What do you learn by looking at the spines of hundreds of Finnish twins?
If you are the international team of researchers behind the Twin Spine Study, you find compelling proof that back pain problems may be more a matter of genetics than physical strain.
The findings of the Twin Spine Study, an ongoing research program started in 1991, have led to a dramatic paradigm shift in the way disc degeneration is understood. Last month a paper presenting an overview of the Twin Spine Study's multidisciplinary investigation into the root causes of disc degeneration received a Kappa Delta Award from the American Academy of Orthopaedic Surgeons, arguably the most prestigious annual award in musculoskeletal research.

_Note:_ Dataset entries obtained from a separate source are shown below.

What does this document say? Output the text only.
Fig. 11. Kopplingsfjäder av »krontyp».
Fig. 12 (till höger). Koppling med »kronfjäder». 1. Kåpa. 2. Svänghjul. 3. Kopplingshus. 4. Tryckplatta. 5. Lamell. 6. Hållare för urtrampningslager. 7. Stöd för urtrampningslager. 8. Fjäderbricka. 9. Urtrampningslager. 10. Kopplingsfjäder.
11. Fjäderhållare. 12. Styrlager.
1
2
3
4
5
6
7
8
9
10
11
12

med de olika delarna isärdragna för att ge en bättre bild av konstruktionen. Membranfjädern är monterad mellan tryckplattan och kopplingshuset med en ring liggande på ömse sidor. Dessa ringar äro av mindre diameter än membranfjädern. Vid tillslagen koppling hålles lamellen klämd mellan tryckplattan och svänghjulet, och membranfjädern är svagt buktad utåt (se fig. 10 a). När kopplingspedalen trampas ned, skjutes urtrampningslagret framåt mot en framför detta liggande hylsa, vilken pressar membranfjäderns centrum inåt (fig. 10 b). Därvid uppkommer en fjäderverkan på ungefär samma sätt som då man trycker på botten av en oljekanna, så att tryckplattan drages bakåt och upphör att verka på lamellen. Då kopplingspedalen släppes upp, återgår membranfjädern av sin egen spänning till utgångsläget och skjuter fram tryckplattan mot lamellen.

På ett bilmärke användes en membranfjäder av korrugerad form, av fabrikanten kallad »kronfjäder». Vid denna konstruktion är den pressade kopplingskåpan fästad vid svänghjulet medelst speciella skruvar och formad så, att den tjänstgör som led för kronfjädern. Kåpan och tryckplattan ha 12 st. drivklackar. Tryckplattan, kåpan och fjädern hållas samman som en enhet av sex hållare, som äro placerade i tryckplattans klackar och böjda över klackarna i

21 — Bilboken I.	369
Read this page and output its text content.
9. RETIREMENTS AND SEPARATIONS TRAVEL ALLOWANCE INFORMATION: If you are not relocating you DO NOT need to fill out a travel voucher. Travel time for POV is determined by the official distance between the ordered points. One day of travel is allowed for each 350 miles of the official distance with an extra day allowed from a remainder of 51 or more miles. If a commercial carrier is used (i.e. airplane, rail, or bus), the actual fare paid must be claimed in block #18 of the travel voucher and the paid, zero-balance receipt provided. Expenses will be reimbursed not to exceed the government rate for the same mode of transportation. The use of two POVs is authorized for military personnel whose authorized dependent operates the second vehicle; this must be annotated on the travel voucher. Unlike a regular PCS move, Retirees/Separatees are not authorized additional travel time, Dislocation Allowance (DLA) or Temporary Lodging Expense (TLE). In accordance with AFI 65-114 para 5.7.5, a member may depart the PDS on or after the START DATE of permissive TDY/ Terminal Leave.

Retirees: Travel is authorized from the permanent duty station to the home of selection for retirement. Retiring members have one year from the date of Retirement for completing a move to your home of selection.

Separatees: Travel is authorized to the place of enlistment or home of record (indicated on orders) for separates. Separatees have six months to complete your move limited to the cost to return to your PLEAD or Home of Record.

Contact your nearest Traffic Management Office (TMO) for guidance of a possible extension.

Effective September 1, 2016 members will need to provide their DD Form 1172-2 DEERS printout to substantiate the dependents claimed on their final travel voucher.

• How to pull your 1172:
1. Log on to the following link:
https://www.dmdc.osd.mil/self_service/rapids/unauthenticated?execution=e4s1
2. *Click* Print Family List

“In the past, the factors most commonly suspected of accelerating degenerative changes in the discs were various occupational physical loading conditions, such as handling of heavy materials, postural loading and vehicular vibration,” said lead researcher Michele Crites-Battié of the University of Alberta's Faculty of Rehabilitation Medicine.
Drawing on information from 600 participants in the population-based Finnish Twin Cohort—147 pairs of identical and 153 pairs of fraternal male twins—the Twin Spine Study has turned the dominant “injury model” approach to disc degeneration on its head. Researchers from Canada, Finland, the United States and the United Kingdom compared identical twin siblings who differed greatly in their exposure to a suspected risk factor for back problems; for example, one of the twins had a sedentary job while the other had heavy occupational physical demands, or one routinely engaged in occupational driving while the other did not. The studies yielded startling results, suggesting that genetics play a much larger role in disc degeneration than previously thought.